Linux Btrfs filesystem development
 help / color / mirror / Atom feed
From: Qu Wenruo <wqu@suse.com>
To: Boris Burkov <boris@bur.io>,
	linux-btrfs@vger.kernel.org, kernel-team@fb.com
Subject: Re: [PATCH 2/7] btrfs: fix qgroup prealloc rsv leak in subvolume operations
Date: Wed, 27 Mar 2024 08:37:28 +1030	[thread overview]
Message-ID: <783373ae-12d1-4925-ae6f-413815a3cbd5@suse.com> (raw)
In-Reply-To: <c39e9aea5fa5e22c42fcea3d810d78cb499312ff.1711488980.git.boris@bur.io>



在 2024/3/27 08:09, Boris Burkov 写道:
> Create subvol, create snapshot and delete subvol all use
> btrfs_subvolume_reserve_metadata to reserve metadata for the changes
> done to the parent subvolume's fs tree, which cannot be mediated in the
> normal way via start_transaction. When quota groups (squota or qgroups)
> are enabled, this reserves qgroup metadata of type PREALLOC. Once the
> operation is associated to a transaction, we convert PREALLOC to
> PERTRANS, which gets cleared in bulk at the end of the transaction.
> 
> However, the error paths of these three operations were not implementing
> this lifecycle correctly. They unconditionally converted the PREALLOC to
> PERTRANS in a generic cleanup step regardless of errors or whether the
> operation was fully associated to a transaction or not. This resulted in
> error paths occasionally converting this rsv to PERTRANS without calling
> record_root_in_trans successfully, which meant that unless that root got
> recorded in the transaction by some other thread, the end of the
> transaction would not free that root's PERTRANS, leaking it.
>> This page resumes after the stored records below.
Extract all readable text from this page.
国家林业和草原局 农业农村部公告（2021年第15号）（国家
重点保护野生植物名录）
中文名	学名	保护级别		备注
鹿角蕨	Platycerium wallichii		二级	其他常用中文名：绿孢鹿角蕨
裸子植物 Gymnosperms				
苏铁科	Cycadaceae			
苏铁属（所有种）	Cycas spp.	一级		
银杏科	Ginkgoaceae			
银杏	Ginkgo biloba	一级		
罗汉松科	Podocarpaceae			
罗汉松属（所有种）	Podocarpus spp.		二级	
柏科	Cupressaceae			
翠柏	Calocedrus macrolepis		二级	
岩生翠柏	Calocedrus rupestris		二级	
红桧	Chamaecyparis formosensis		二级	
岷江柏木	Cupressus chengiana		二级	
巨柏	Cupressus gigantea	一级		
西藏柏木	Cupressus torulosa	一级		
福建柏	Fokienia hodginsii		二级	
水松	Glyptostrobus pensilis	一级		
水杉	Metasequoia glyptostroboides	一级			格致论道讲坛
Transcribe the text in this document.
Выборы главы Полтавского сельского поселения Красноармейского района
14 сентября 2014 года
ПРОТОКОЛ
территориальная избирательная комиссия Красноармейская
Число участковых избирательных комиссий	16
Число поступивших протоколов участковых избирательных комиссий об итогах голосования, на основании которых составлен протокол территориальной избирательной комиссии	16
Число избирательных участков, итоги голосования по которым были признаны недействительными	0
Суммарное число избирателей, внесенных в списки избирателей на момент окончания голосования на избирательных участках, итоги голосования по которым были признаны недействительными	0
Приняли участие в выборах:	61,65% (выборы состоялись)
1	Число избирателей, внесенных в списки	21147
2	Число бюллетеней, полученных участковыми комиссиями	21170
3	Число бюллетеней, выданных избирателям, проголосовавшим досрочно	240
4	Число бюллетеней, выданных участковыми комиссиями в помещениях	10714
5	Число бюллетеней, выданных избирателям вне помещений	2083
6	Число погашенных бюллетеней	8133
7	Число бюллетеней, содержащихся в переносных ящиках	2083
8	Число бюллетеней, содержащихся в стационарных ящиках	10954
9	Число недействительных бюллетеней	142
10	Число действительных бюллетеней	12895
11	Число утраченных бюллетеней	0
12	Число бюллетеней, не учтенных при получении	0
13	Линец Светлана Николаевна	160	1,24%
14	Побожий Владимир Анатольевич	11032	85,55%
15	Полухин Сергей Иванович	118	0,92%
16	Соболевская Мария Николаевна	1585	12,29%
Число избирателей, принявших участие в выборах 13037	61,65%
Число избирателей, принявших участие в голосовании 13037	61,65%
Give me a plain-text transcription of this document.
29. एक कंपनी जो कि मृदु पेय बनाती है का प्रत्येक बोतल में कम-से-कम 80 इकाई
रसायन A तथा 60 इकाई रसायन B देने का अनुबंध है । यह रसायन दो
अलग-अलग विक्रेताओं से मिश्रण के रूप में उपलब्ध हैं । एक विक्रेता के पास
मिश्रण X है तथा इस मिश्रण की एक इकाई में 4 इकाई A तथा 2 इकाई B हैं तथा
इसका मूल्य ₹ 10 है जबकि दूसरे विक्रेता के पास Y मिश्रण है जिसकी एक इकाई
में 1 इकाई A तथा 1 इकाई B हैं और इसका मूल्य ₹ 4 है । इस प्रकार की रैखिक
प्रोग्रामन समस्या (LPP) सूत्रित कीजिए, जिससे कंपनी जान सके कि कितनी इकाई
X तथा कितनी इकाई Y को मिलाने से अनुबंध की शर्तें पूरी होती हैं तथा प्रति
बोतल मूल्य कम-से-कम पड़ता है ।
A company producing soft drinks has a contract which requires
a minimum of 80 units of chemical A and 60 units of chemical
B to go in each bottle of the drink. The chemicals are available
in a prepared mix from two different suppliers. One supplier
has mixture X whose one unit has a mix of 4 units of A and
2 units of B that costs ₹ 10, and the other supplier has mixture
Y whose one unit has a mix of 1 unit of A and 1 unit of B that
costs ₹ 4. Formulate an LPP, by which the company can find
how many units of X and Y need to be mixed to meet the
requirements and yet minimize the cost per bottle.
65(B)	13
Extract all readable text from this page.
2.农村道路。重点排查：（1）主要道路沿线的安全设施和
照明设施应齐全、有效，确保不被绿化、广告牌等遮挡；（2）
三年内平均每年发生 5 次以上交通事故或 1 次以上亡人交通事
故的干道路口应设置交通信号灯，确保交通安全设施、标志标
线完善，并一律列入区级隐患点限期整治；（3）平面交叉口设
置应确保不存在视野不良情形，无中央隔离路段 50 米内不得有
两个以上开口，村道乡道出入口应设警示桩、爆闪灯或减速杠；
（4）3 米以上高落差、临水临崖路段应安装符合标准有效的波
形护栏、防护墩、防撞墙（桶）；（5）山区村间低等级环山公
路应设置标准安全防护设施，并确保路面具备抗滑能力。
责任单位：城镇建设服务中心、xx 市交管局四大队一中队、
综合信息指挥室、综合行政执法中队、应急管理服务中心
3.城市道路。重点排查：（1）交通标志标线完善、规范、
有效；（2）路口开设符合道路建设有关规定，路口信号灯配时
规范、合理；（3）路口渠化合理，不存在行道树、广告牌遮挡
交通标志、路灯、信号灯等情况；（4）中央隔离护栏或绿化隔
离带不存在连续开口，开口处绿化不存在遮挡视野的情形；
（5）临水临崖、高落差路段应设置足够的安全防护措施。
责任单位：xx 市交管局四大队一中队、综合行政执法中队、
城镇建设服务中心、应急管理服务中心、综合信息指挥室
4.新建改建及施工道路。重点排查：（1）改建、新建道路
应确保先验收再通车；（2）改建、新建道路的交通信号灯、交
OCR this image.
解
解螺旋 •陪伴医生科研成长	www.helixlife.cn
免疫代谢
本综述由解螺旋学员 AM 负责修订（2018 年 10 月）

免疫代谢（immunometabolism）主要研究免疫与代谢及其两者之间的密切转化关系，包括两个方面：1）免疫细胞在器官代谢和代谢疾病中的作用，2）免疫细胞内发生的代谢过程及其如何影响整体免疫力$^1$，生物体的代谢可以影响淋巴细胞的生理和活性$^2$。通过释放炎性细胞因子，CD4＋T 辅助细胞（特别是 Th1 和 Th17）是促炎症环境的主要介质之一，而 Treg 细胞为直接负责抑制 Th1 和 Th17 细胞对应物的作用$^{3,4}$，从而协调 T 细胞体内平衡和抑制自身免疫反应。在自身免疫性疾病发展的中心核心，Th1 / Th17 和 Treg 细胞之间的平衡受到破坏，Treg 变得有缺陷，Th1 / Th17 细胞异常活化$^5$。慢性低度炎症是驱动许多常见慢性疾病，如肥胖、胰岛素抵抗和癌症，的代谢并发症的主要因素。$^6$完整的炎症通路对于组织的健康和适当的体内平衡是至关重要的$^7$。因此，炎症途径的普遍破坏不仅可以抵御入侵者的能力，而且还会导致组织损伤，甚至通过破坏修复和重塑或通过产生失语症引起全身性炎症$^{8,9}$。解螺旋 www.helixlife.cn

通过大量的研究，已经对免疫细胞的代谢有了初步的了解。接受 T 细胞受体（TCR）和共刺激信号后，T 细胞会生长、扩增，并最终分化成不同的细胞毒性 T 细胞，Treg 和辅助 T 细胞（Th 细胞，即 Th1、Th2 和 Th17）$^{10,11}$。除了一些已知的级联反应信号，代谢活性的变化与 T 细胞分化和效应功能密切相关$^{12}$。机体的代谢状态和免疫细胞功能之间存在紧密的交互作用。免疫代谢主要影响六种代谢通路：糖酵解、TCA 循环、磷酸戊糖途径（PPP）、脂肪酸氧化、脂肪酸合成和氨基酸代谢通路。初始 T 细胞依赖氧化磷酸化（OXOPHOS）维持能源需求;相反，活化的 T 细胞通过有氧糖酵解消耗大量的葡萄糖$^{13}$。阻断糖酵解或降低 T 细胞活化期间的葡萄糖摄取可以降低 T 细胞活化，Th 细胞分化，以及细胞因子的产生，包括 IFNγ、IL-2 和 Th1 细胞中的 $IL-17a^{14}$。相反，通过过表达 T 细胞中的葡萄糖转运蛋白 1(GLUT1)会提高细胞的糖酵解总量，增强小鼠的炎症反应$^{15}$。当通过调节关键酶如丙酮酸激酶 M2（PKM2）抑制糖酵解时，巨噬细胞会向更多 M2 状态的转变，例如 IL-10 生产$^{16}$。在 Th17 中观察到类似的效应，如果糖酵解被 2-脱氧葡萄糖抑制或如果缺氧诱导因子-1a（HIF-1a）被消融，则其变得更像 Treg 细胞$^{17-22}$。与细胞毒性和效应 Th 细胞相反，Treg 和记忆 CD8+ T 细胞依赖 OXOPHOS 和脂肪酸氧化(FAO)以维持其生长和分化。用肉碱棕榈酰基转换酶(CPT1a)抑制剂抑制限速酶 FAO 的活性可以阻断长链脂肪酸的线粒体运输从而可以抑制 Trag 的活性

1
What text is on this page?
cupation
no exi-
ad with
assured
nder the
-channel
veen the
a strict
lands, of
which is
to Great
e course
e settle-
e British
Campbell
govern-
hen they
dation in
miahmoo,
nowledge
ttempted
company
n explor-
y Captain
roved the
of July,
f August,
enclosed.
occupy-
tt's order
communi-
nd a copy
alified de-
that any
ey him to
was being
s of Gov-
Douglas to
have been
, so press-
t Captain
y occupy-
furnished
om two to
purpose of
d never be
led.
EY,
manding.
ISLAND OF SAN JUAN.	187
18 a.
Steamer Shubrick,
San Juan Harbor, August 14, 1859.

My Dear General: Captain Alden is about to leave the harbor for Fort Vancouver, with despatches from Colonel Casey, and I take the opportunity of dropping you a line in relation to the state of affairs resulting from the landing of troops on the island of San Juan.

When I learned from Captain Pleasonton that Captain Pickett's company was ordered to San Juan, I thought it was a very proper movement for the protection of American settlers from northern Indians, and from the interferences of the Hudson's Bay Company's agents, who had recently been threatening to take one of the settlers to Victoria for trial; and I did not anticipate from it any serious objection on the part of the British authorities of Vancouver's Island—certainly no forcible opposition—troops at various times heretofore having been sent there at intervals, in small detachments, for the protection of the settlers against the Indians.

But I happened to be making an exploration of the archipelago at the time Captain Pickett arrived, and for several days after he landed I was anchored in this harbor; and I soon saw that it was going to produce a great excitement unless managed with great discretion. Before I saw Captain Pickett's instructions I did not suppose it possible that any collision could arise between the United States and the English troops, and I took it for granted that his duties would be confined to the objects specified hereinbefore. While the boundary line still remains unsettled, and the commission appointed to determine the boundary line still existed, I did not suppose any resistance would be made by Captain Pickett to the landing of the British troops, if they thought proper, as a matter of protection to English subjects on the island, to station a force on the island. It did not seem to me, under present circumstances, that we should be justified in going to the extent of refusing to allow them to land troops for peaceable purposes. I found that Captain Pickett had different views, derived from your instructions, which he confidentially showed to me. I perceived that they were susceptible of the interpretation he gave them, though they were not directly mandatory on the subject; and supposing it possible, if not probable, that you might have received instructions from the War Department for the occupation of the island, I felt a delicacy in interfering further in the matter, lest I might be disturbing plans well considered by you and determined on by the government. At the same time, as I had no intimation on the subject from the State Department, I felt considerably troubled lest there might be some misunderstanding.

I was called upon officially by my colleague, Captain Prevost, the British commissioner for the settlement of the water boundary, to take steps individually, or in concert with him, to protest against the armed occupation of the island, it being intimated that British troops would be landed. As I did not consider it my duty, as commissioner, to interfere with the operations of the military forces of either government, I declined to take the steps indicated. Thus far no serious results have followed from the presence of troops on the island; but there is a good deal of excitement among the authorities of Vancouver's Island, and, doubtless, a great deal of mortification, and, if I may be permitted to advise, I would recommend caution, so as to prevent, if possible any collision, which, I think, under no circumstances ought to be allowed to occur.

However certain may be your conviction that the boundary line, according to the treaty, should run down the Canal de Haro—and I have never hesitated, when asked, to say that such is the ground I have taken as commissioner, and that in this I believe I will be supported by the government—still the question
Ultimately,
> this resulted in hitting a WARN in CONFIG_BTRFS_DEBUG builds at unmount
> for the leaked reservation.
> 
> The fix is to ensure that every qgroup PREALLOC reservation observes the
> following properties:
> 1. any failure before record_root_in_trans is called successfully
>     results in freeing the PREALLOC reservation.
> 2. after record_root_in_trans, we convert to PERTRANS, and now the
>     transaction owns freeing the reservation.
> 
> This patch enforces those properties on the three operations. Without
> it, generic/269 with squotas enabled at MKFS time would fail in ~5-10
> runs on my system. With this patch, it ran successfully 1000 times in a
> row.
> 
> Fixes: e85fde5162bf ("btrfs: qgroup: fix qgroup meta rsv leak for subvolume operations")

Thanks for pinning down the bug, and it looks fine to me.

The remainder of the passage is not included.